Thesis Topic: Transform our Understanding of the Baryon Cycle with High-Resolution Quasar Spectroscopy

 

Thesis Supervisor: Celine Peroux and Andrea Merloni (MPE)

Abstract

The term baryons refers to the normal matter of the Universe. Surprisingly, only a minority of this normal matter can be probed by observations of starlight from galaxies. The PhD project aims at studying the remaining 90% of the baryons traced by the intergalactic gas. Baryons from the cosmic web accrete onto galaxies, cool into a phase which fuels star formation, expelling material in powerful outflows which transform the surrounding circumgalactic medium (Tumlinson+17). Today, the lack of observational constraints limits our understanding of this so-called baryon cycle (Peroux&Howk20). Such studies are essential to understand the growth of structure in the Universe and hence impact the fields of astrophysics, cosmology and fundamental physics.
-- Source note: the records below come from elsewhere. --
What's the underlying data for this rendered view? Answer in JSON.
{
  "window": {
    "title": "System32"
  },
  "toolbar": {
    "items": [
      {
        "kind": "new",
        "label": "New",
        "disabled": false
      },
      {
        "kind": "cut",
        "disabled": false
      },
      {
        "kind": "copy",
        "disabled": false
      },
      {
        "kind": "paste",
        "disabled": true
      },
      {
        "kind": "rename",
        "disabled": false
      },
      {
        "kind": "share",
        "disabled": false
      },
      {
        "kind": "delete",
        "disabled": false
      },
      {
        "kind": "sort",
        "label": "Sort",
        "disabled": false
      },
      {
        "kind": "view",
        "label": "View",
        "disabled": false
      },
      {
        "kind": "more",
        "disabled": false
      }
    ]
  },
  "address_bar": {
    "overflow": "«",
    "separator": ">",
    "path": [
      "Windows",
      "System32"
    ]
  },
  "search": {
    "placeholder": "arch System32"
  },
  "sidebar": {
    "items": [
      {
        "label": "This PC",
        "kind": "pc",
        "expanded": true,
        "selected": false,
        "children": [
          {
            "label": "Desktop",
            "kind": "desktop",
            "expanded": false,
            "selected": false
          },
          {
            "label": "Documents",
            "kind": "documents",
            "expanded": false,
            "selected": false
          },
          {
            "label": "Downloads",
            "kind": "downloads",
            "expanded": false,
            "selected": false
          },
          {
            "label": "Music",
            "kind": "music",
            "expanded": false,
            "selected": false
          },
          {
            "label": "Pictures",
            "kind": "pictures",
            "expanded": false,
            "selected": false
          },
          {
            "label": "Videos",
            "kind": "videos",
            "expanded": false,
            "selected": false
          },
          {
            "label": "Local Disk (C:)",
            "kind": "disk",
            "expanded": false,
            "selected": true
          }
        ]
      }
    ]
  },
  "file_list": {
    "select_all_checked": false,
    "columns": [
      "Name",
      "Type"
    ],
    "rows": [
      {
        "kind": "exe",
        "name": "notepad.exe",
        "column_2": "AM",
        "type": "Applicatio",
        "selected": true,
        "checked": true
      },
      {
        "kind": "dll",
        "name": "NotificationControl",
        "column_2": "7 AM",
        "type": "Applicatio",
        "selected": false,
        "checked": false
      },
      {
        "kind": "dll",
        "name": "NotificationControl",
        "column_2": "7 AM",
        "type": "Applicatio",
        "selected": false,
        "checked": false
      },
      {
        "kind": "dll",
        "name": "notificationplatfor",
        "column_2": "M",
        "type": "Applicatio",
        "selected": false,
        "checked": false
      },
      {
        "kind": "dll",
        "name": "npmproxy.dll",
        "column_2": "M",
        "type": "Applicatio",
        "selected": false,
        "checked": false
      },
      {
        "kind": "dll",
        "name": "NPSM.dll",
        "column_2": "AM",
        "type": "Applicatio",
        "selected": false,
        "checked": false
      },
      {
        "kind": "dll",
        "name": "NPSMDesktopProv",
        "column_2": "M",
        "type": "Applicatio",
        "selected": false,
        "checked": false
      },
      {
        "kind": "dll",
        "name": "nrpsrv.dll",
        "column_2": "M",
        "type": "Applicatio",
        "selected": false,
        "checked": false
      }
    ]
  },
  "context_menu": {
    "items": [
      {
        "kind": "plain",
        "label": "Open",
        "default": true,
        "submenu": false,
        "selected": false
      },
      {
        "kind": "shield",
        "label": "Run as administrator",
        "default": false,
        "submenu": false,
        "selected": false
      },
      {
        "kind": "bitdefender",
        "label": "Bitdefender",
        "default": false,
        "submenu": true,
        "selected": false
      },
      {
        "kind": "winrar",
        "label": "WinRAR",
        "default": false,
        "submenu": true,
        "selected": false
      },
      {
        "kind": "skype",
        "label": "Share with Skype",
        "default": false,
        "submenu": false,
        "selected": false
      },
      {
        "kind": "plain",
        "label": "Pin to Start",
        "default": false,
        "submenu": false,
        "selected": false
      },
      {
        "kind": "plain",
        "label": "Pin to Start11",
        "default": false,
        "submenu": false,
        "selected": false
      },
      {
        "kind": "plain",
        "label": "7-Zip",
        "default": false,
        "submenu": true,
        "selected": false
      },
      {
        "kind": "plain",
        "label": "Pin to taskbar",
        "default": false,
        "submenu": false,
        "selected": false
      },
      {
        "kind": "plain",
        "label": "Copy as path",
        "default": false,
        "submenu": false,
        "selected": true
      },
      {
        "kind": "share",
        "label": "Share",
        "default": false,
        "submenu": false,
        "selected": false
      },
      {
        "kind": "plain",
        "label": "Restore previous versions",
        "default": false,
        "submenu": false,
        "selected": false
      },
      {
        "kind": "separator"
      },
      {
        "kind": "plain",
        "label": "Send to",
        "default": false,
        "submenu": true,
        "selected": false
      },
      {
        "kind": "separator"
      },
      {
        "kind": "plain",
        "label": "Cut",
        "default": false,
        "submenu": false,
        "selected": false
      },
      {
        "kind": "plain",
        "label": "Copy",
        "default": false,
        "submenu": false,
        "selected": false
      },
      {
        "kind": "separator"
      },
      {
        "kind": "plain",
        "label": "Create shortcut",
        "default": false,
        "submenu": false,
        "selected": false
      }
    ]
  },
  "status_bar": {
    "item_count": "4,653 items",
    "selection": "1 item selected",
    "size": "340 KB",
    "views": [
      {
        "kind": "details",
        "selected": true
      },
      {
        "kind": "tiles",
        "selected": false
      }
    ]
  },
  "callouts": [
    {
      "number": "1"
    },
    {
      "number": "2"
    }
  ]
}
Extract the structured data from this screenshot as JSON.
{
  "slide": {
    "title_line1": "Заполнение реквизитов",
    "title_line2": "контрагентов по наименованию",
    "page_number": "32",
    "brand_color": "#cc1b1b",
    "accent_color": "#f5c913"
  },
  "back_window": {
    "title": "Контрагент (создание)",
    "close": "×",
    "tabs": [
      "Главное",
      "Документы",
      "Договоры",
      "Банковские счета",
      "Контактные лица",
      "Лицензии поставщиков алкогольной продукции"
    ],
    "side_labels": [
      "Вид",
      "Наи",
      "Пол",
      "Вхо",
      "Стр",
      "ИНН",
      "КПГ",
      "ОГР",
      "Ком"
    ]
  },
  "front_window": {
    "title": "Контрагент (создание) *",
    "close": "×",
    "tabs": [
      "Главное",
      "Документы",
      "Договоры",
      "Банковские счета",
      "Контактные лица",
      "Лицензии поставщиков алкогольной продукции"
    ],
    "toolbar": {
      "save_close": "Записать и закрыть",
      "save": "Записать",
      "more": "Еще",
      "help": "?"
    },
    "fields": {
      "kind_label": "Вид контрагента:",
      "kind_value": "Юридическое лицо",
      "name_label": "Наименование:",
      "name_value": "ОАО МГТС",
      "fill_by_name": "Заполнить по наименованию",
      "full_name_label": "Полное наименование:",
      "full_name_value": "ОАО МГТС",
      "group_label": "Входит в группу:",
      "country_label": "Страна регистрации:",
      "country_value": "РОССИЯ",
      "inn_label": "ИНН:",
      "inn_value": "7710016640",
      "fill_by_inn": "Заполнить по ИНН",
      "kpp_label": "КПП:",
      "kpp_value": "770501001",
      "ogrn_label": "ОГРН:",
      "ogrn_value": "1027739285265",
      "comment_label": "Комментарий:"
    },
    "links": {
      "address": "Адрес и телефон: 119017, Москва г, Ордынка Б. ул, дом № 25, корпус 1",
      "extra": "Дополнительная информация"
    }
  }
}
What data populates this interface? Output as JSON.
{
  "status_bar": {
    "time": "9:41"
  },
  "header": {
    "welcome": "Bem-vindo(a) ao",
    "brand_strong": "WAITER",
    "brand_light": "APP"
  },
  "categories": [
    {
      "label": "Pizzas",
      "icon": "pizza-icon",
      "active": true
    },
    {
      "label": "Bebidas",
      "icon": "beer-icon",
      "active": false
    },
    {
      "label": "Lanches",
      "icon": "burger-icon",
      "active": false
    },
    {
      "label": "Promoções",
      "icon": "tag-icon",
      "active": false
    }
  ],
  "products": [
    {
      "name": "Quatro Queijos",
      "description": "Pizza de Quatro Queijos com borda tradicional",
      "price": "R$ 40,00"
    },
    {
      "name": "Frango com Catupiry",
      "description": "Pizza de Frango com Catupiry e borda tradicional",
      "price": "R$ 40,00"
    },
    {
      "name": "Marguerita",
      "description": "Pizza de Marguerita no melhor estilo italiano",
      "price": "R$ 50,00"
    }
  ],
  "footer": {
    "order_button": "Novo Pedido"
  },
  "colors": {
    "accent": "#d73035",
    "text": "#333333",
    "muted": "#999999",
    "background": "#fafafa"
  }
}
We will use the powerful synergy of absorption and emission diagnostics by observing one million background quasars and 1.5 million foreground objects in the same sky regions with the VISTA/4MOST multi-object spectrograph. Today, the circumgalactic medium is best probed by the emerging technique of examining the gas in absorption against background sources whose lines of sight pass through an identified foreground galaxy's halo. The absorption lines offer the most compelling way to study the physical properties of the mixed halos gas. Characterising the multi-phase circumgalactic medium still remains a critical and complex problem in astrophysics, in large  part due to the lack of statistically significant observational constraints. Important questions yet to be addressed include: i) how are the metals distributed in the circumgalactic medium and how far do they extend? ii) what is the mass of the different phases of the circumgalactic medium and does it close the baryon budget?

The student will be part of the 4MOST/ByCycle projec (http://www.eso.org/ <http://www.eso.org/>; ~cperoux/ByCycle.html) an international team combining expertise in X-ray and optical multi-object observations as well as state-of-the-art simulations. Trips to the observatories in Chile will be possible.